Dan Brisbin (right), conference organizing committee chairman, receives a hearty congratulations from Damien Duff on a job well done.
Just when we thought we couldn’t get any better at doing these field conferences, Dan Brisbin and his crew of co-organizers in Saskatoon stepped up to the plate and put on an absolutely marvellous event in Saskatoon between September 10 and 14. This event represented a “return to its roots,” as it were, for GeoSoc field conferences. The first, in 1991, was also held here.
This year’s conference was located at the Radisson Hotel in downtown Saskatoon and the theme - as one might expect in Saskatchewan - had a uranium focus and was titled: Uranium: Athabasca Deposits and Analogues.
The formal part of the meeting kicked-off with an Icebreaker Reception on Sunday evening, followed by two days of excellent talks, given by some of the best qualified speakers in the uranium exploration and mining business. The conference was divided into four subsections over the course of the two days of lectures, with a Monday luncheon speaker, Kevin Sissons, from the Canadian Nuclear Safety Commission also delivering an interesting talk.
As we usually find with our field conferences, there was no problem attracting a large attendance to the event, with 237 delegates registered. The format for these shows lends itself beautifully to providing ample opportunities for networking and other informal gatherings, formal lectures, and, of course, field trips. Further, with uranium prices at such high levels, the amount of exploration interest is huge, particularly in the Athabasca Basin, the focus of this event. Some of the largest and highest grade deposits in the world are to be found there.
The opening technical session on Monday entitled Geological Settings and Genesis of Uranium Mineralization provided a sound basis to move onto the lectures after lunch, which were devoted to Exploration Methods and Applications. The Tuesday morning session had a distinct Athabasca Basin focus and was entitled Athabasca Basin Uranium Deposits. Possible national
and international analogues were discussed in the afternoon session entitled Geology of Athabasca Basin Analogues. Finally, Vlad Sopuck of Cameco did a superb job of summing up the technical sessions, with an interesting and entertaining overview of the uranium business.

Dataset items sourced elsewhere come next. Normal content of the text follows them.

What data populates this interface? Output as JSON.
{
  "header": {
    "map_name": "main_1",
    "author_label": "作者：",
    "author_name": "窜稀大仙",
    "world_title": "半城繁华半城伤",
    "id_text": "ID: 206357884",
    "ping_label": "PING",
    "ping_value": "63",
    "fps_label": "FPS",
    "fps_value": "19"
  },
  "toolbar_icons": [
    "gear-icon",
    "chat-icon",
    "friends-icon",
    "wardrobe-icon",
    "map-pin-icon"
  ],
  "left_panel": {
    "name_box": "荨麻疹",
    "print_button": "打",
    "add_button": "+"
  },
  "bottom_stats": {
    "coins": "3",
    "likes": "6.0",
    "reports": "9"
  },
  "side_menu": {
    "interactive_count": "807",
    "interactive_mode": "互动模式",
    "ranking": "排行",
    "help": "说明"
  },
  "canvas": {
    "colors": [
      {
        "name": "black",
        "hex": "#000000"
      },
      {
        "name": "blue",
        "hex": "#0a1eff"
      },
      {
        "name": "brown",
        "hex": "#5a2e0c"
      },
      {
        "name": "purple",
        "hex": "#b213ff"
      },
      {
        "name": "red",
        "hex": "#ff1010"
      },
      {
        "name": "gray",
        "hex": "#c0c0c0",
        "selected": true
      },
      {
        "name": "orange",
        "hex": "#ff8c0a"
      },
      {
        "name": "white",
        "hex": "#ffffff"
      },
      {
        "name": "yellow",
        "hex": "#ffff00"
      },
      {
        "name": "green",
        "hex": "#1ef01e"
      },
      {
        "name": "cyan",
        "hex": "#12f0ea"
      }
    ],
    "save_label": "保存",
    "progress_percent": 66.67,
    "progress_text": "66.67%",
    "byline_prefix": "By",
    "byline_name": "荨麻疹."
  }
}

Between formal lectures, delegates had the chance to discuss research projects focused on uranium at the poster session. There were 10 posters on display, which were popular with delegates, and, furthermore, gave a great opportunity to students and other researchers alike to mix it up with industry representatives from around the world.
There was a significant overseas interest in this conference, with 27 registrants among the crowd attending from Argentina, Australia, China, France, Japan, Romania, and the United States. In this respect, this meeting was one of those with the most “international appeal” of recent GeoSoc field conferences.

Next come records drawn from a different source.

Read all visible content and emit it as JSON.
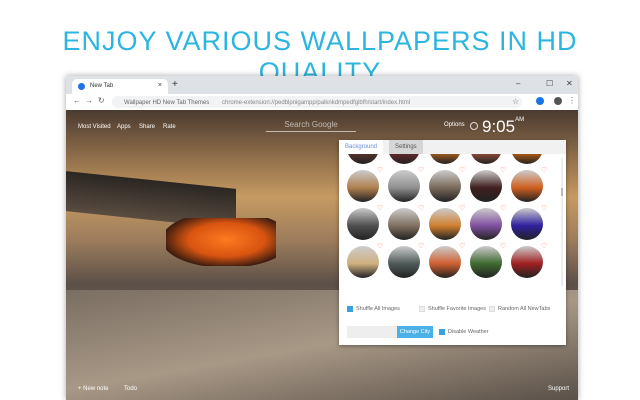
{
  "headline": "ENJOY VARIOUS WALLPAPERS IN HD QUALITY",
  "browser": {
    "tab_title": "New Tab",
    "new_tab": "+",
    "minimize": "–",
    "maximize": "☐",
    "close": "✕",
    "tab_close": "×",
    "page_name": "Wallpaper HD New Tab Themes",
    "url": "chrome-extension://pedblpnigampp/palknkdmpedfgibfh/start/index.html"
  },
  "nav": [
    "Most Visited",
    "Apps",
    "Share",
    "Rate"
  ],
  "search_placeholder": "Search Google",
  "options": "Options",
  "clock": {
    "time": "9:05",
    "ampm": "AM"
  },
  "panel": {
    "tabs": [
      "Background",
      "Settings"
    ],
    "thumb_colors": [
      [
        "#6a3a30",
        "#7a2a30",
        "#d07020",
        "#b05a40",
        "#e07010"
      ],
      [
        "#b08050",
        "#909090",
        "#7a6a5a",
        "#402020",
        "#d06020"
      ],
      [
        "#505050",
        "#807060",
        "#d08030",
        "#8050a0",
        "#3020a0"
      ],
      [
        "#d0b080",
        "#505a5a",
        "#d06030",
        "#406a30",
        "#a02020"
      ]
    ],
    "options": [
      {
        "label": "Shuffle All Images",
        "checked": true
      },
      {
        "label": "Shuffle Favorite Images",
        "checked": false
      },
      {
        "label": "Random All NewTabs",
        "checked": false
      }
    ],
    "change_city": "Change City",
    "disable_weather": {
      "label": "Disable Weather",
      "checked": true
    }
  },
  "bottom": {
    "new_note": "+ New note",
    "todo": "Todo",
    "support": "Support"
  },
  "colors": {
    "accent": "#2bb5e0",
    "button": "#4ab0e8"
  }
}
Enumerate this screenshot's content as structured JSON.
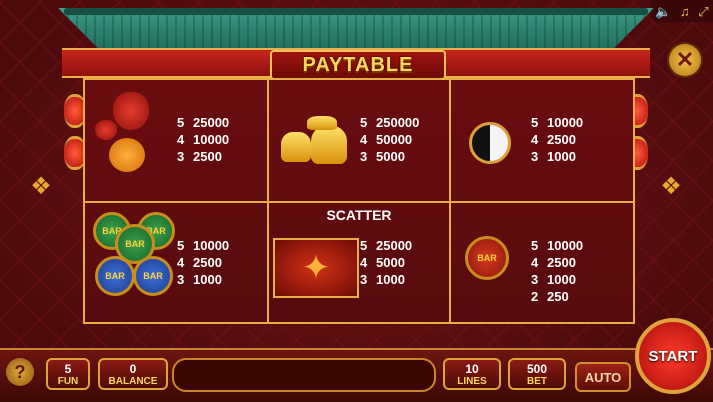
{
  "title": "PAYTABLE",
  "top_icons": [
    "speaker-icon",
    "music-note-icon",
    "fullscreen-icon"
  ],
  "close_label": "✕",
  "cells": [
    {
      "symbol": "lucky-bag-and-gourd",
      "pays": [
        [
          "5",
          "25000"
        ],
        [
          "4",
          "10000"
        ],
        [
          "3",
          "2500"
        ]
      ]
    },
    {
      "symbol": "gold-ingots",
      "pays": [
        [
          "5",
          "250000"
        ],
        [
          "4",
          "50000"
        ],
        [
          "3",
          "5000"
        ]
      ]
    },
    {
      "symbol": "yin-yang-amulet",
      "pays": [
        [
          "5",
          "10000"
        ],
        [
          "4",
          "2500"
        ],
        [
          "3",
          "1000"
        ]
      ]
    },
    {
      "symbol": "bar-coins",
      "pays": [
        [
          "5",
          "10000"
        ],
        [
          "4",
          "2500"
        ],
        [
          "3",
          "1000"
        ]
      ]
    },
    {
      "symbol": "phoenix",
      "label": "SCATTER",
      "pays": [
        [
          "5",
          "25000"
        ],
        [
          "4",
          "5000"
        ],
        [
          "3",
          "1000"
        ]
      ]
    },
    {
      "symbol": "red-bar-coin",
      "pays": [
        [
          "5",
          "10000"
        ],
        [
          "4",
          "2500"
        ],
        [
          "3",
          "1000"
        ],
        [
          "2",
          "250"
        ]
      ]
    }
  ],
  "coin_text": "BAR",
  "bottom": {
    "help": "?",
    "fun": {
      "value": "5",
      "label": "FUN"
    },
    "balance": {
      "value": "0",
      "label": "BALANCE"
    },
    "lines": {
      "value": "10",
      "label": "LINES"
    },
    "bet": {
      "value": "500",
      "label": "BET"
    },
    "auto": "AUTO",
    "start": "START"
  },
  "colors": {
    "gold": "#e7ae43",
    "panel": "#6a0d10",
    "roof": "#2f8a76"
  }
}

An accompanying trade show at these events has become de rigeur and 23 exhibitors used the conference to showcase their wares. The location of the booths, so close to where formal lectures were taking place, provided a number of opportunities over coffee and lunch to allow exhibitors and delegates alike to discuss the latest and greatest in uranium exploration and mining-focused technology.
Four post-conference field trips got underway almost immediately after the Saskatoon event had finished. Attendance at all was at or near capacity according to Brisbin. Registrants had the chance to either visit Cigar Lake, McLean and Rabbit Lake-Eagle Point, McArthur River-Key Lake-Millennium-Moore Lake, or Cluff Lake and Shea Creek deposits, or to simply view the extensive mineralized core collection at the La Ronge Core Library.
The GeoSoc executive views these field conferences to be one of the critical elements in providing opportunities for our membership to network with industry colleagues while receiving some very valuable professional upgrading. We will thus endeavor to hold one every two to three years or as demand requires. We sincerely congratulate and thank once again Dan Brisbin and his crew at the Saskatoon section and encourage you all to check out these field conferences when you get a chance. They are really not to be missed!